Tuesday, September 07, 2010

Tuesday Tuneage
Steel Wool - "No Sugar Tonight"
1969


I told the story of this song (or my theory on it) last year on an Exiled Radio podcast. Since I haven't done a podcast in over a year - got sick of hearing myself talk - and I think only four people listened to those podcasts anyway, I feel safe writing the same old thing about the song here.

A couple of years ago, I read the book Bubblegum Music Is The Naked Truth by Kim Cooper and David Smay. There was a short chapter on White Whale Records, a Los Angeles label in the sixties that was most famous for having The Turtles on its roster. The book mentioned that one of the singles released by White Whale was a song titled "No Sugar Tonight" by the band Steel Wool and that the song was written by one Randy Bachman. There was no mention of Bachman's Guess Who pedigree or that his band actually recorded this song also. So I downloaded the song - a terrific, fast-paced, garage-y take on a song you've heard a million times on classic rock radio and are likely sick of.

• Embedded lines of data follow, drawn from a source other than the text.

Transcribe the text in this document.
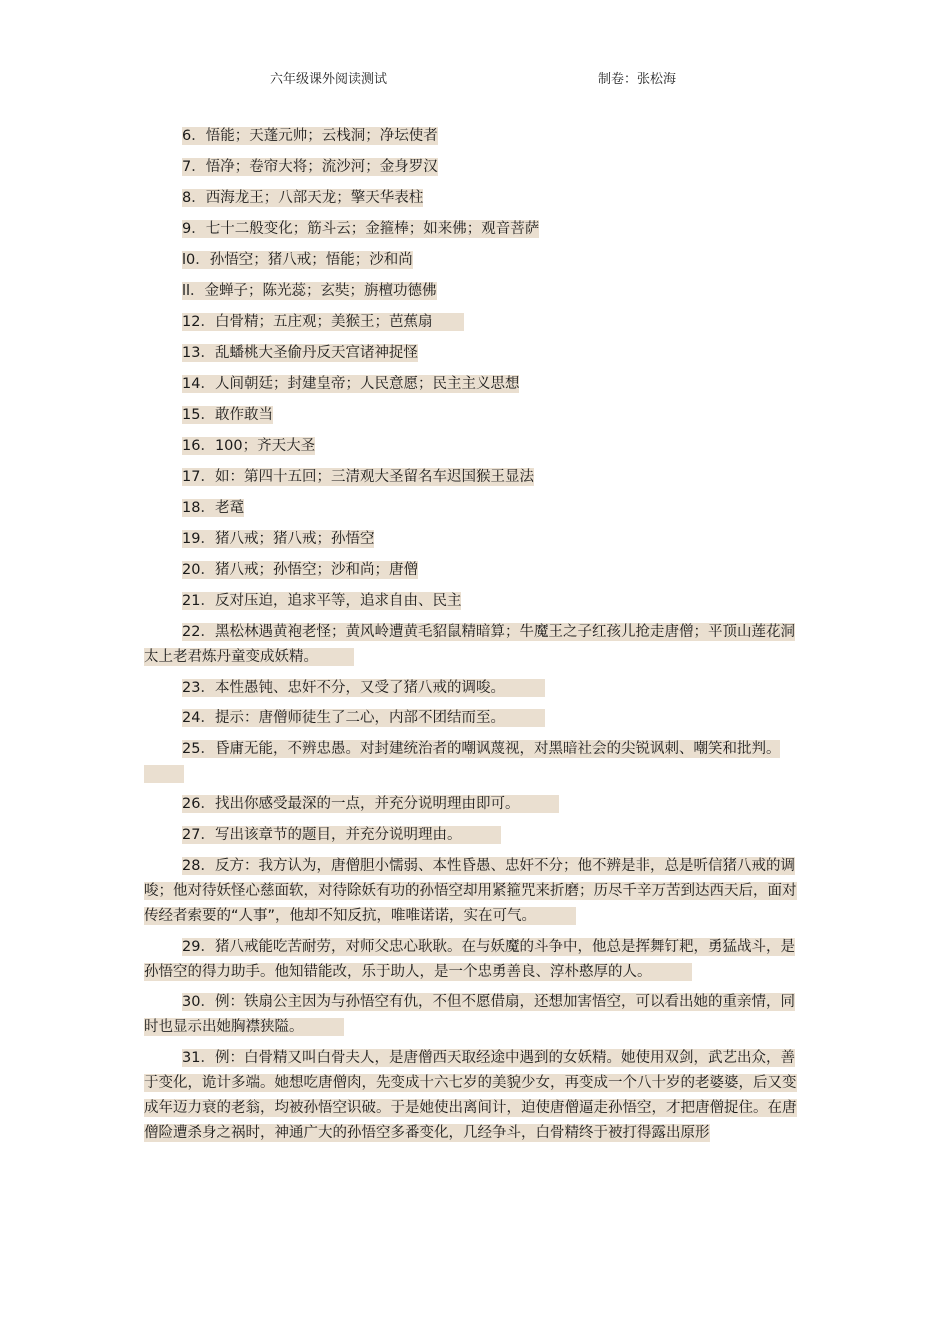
六年级课外阅读测试	制卷：张松海
6．悟能；天蓬元帅；云栈洞；净坛使者
7．悟净；卷帘大将；流沙河；金身罗汉
8．西海龙王；八部天龙；擎天华表柱
9．七十二般变化；筋斗云；金箍棒；如来佛；观音菩萨
l0．孙悟空；猪八戒；悟能；沙和尚
ll．金蝉子；陈光蕊；玄奘；旃檀功德佛
12．白骨精；五庄观；美猴王；芭蕉扇
13．乱蟠桃大圣偷丹反天宫诸神捉怪
14．人间朝廷；封建皇帝；人民意愿；民主主义思想
15．敢作敢当
16．100；齐天大圣
17．如：第四十五回；三清观大圣留名车迟国猴王显法
18．老鼋
19．猪八戒；猪八戒；孙悟空
20．猪八戒；孙悟空；沙和尚；唐僧
21．反对压迫，追求平等，追求自由、民主
22．黑松林遇黄袍老怪；黄风岭遭黄毛貂鼠精暗算；牛魔王之子红孩儿抢走唐僧；平顶山莲花洞太上老君炼丹童变成妖精。
23．本性愚钝、忠奸不分，又受了猪八戒的调唆。
24．提示：唐僧师徒生了二心，内部不团结而至。
25．昏庸无能，不辨忠愚。对封建统治者的嘲讽蔑视，对黑暗社会的尖锐讽刺、嘲笑和批判。
26．找出你感受最深的一点，并充分说明理由即可。
27．写出该章节的题目，并充分说明理由。
28．反方：我方认为，唐僧胆小懦弱、本性昏愚、忠奸不分；他不辨是非，总是听信猪八戒的调唆；他对待妖怪心慈面软，对待除妖有功的孙悟空却用紧箍咒来折磨；历尽千辛万苦到达西天后，面对传经者索要的“人事”，他却不知反抗，唯唯诺诺，实在可气。
29．猪八戒能吃苦耐劳，对师父忠心耿耿。在与妖魔的斗争中，他总是挥舞钉耙，勇猛战斗，是孙悟空的得力助手。他知错能改，乐于助人，是一个忠勇善良、淳朴憨厚的人。
30．例：铁扇公主因为与孙悟空有仇，不但不愿借扇，还想加害悟空，可以看出她的重亲情，同时也显示出她胸襟狭隘。
31．例：白骨精又叫白骨夫人，是唐僧西天取经途中遇到的女妖精。她使用双剑，武艺出众，善于变化，诡计多端。她想吃唐僧肉，先变成十六七岁的美貌少女，再变成一个八十岁的老婆婆，后又变成年迈力衰的老翁，均被孙悟空识破。于是她使出离间计，迫使唐僧逼走孙悟空，才把唐僧捉住。在唐僧险遭杀身之祸时，神通广大的孙悟空多番变化，几经争斗，白骨精终于被打得露出原形
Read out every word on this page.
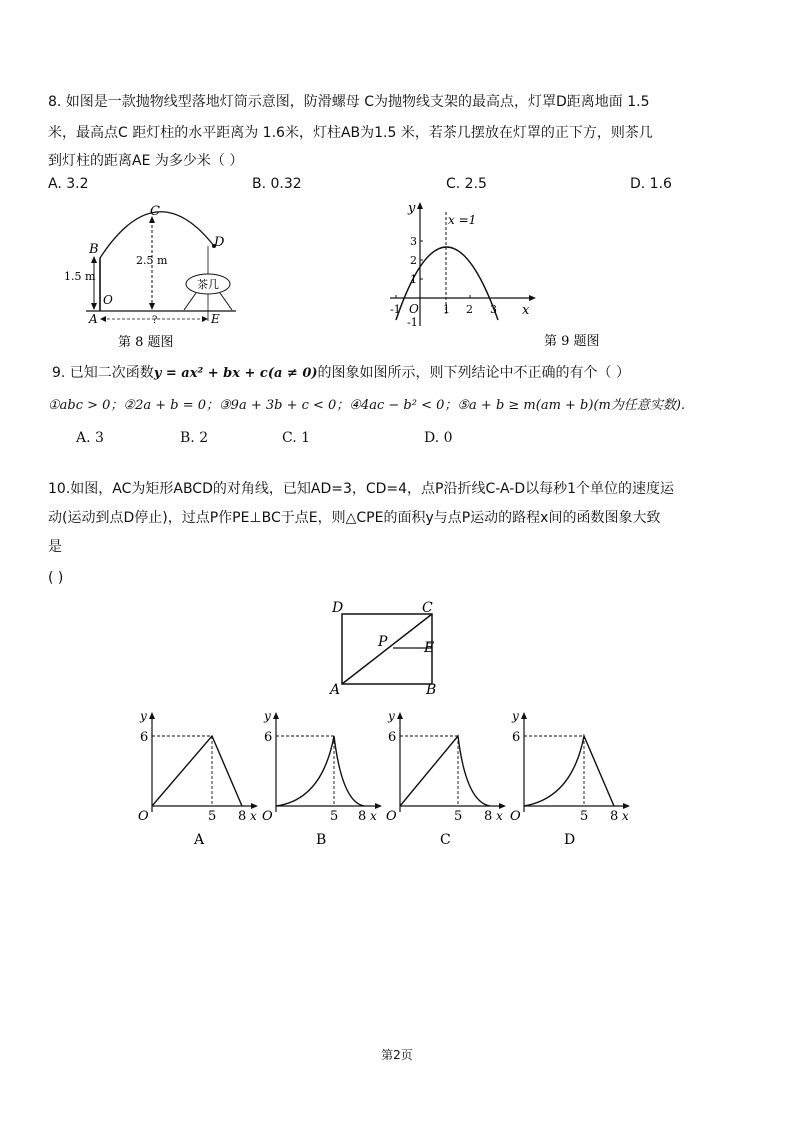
8. 如图是一款抛物线型落地灯筒示意图，防滑螺母 C为抛物线支架的最高点，灯罩D距离地面 1.5
米，最高点C 距灯柱的水平距离为 1.6米，灯柱AB为1.5 米，若茶几摆放在灯罩的正下方，则茶几
到灯柱的距离AE 为多少米（ ）
A. 3.2	B. 0.32	C. 2.5	D. 1.6
C
D
B
O
A	E
1.5 m
2.5 m
?
茶几
第 8 题图
y
x
x =1
O
-1	1 2 3
3
2
1
-1
第 9 题图
9. 已知二次函数y = ax² + bx + c(a ≠ 0)的图象如图所示，则下列结论中不正确的有个（ ）
①abc > 0；②2a + b = 0；③9a + 3b + c < 0；④4ac − b² < 0；⑤a + b ≥ m(am + b)(m为任意实数).
A. 3	B. 2	C. 1	D. 0
10.如图，AC为矩形ABCD的对角线，已知AD=3，CD=4，点P沿折线C-A-D以每秒1个单位的速度运
动(运动到点D停止)，过点P作PE⊥BC于点E，则△CPE的面积y与点P运动的路程x间的函数图象大致
是
( )
D	C
P	E
A	B
y
6
O	5 8 x
A
y
6
O	5 8 x
B
y
6
O	5 8 x
C
y
6
O	5 8 x
D
第2页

But Steel Wool's take lacks the "New Mother Nature" second half that the Guess Who had. A look at Wikipedia's entry on the song shows that Bachman wrote "No Sugar" while in Los Angeles and that while the Guess Who recorded it in 1969, they didn't release it until 1970 so there is a solid chance that Steel Wool released it first. My theory on this is further backed up by Wikipedia's claim that Bachman played "No Sugar Tonight" for his band and the record label, they said it was too short, and Burton Cummings then wrote "New Mother Nature" to fill out a longer piece. (Which makes "No Sugar Tonight/New Mother Nature" Canada's "A Day In The Life.") See, I think Randy Bachman wrote "No Sugar Tonight" in Los Angeles and shopped it around in order to get some songwriter money. But the best he could do was pawn it off on Steel Wool - which in order further the mystery was maybe fronted by Bobby Randell, who used to be a key member of The Knickerbockers of the garage-rock Beatles-sounding "Lies" fame.

A song that's two minutes and five seconds long and yes, it stuck with me so that I thought through all of the above. Damn that was a fun few days.